Um a Menos (The Minus Man, Estados Unidos, 1999. Califórnia) – Educado, cordial e perfeitamente comum, Vann é o tipo de rapaz de quem qualquer um aceitaria uma carona. E este é o seu método: atrair desconhecidos com sua aparência inofensiva, explorar suas vulnerabilidades e então matá-los – "com o mínimo possível de violência", explica.
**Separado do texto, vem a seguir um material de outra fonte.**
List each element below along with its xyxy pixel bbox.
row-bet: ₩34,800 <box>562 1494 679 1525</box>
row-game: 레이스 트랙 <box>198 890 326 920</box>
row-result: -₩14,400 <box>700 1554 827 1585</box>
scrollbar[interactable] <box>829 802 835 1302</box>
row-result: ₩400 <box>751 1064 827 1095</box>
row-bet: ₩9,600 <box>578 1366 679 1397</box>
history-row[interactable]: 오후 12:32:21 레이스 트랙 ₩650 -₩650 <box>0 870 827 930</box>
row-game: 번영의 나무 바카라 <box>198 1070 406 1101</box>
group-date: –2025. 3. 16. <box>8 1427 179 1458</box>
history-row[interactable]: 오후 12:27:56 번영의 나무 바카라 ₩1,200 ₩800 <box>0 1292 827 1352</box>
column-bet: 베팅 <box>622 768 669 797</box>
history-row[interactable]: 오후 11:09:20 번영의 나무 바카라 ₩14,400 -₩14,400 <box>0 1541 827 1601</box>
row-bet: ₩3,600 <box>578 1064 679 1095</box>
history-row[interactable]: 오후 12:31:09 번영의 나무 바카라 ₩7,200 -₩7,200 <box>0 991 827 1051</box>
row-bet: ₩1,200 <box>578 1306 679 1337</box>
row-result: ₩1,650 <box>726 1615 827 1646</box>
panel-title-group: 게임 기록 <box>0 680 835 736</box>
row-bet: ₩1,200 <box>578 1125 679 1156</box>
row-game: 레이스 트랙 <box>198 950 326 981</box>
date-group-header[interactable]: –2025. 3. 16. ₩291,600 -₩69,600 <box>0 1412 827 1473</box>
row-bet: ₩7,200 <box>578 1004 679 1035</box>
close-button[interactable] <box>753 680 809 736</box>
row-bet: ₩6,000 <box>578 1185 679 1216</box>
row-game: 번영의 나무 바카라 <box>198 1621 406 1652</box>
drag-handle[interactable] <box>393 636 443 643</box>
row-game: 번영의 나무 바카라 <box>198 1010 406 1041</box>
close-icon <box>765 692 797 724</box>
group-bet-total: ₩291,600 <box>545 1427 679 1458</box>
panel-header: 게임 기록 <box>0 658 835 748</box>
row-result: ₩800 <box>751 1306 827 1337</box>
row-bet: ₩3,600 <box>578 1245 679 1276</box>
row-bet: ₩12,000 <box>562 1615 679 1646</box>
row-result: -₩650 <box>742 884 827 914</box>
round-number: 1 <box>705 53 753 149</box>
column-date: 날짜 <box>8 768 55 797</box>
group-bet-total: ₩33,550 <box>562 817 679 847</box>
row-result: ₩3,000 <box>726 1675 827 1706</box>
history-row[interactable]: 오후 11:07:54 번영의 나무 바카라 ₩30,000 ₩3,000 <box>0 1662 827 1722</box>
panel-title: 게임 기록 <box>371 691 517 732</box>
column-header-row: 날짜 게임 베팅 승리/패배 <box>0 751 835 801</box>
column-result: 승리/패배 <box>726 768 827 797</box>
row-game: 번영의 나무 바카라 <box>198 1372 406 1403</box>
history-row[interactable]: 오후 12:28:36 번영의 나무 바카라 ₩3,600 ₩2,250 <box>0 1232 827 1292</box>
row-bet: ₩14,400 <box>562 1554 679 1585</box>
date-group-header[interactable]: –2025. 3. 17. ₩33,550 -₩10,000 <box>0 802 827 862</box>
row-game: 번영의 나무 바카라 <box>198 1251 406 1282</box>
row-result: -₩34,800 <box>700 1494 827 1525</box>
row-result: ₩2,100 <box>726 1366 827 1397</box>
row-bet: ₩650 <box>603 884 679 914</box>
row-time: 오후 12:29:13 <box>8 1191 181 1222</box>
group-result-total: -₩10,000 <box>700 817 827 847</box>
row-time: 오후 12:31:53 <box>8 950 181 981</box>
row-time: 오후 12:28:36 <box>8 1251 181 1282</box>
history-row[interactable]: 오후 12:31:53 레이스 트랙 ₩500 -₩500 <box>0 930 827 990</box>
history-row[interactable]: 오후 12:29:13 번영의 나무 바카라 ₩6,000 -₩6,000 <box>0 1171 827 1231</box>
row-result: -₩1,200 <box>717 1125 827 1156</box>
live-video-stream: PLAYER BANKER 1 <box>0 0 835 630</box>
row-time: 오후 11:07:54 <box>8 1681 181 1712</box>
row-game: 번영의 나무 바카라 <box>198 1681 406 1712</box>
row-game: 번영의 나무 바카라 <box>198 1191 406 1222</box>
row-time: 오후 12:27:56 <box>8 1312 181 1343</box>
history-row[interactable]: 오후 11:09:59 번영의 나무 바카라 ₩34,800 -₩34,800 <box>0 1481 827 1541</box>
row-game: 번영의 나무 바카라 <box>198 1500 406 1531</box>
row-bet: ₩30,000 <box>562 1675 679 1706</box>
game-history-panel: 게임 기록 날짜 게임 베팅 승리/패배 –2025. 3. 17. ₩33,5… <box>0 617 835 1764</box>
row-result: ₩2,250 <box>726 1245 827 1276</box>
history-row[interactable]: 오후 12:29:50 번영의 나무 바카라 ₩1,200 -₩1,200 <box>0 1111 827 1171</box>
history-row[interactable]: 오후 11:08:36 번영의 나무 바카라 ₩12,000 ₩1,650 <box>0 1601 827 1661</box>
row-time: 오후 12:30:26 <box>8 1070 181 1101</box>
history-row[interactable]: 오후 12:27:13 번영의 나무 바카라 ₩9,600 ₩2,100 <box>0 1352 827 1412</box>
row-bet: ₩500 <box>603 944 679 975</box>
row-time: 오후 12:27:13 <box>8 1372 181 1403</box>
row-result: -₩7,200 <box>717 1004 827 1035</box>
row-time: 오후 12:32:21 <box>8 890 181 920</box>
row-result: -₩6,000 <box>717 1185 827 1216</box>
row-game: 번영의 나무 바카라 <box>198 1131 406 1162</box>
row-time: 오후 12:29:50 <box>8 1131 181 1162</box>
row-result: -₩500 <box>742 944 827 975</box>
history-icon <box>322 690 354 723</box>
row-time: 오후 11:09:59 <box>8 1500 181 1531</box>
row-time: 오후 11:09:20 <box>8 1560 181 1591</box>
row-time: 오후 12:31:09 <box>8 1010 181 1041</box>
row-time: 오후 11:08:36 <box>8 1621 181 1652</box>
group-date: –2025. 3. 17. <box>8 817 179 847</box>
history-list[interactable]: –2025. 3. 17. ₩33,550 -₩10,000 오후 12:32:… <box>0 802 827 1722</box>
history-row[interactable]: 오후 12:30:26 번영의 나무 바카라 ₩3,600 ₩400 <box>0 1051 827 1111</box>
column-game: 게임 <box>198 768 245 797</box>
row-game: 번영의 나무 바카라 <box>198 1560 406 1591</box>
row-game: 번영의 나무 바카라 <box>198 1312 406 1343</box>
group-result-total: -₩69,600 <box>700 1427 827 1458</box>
Interpretado com todas as notas certas por Owen Wilson, bem antes que ele se tornasse famoso, Vann é um enigma. Mas desvendá-lo não é o propósito dessa estréia na direção de Hampton Fancher, o roteirista de Blade Runner. Antes, o veterano Fancher prefere acompanhá-lo e observá-lo, como única forma possível de ganhar alguma compreensão do funcionamento aleatório da mente de um psicopata.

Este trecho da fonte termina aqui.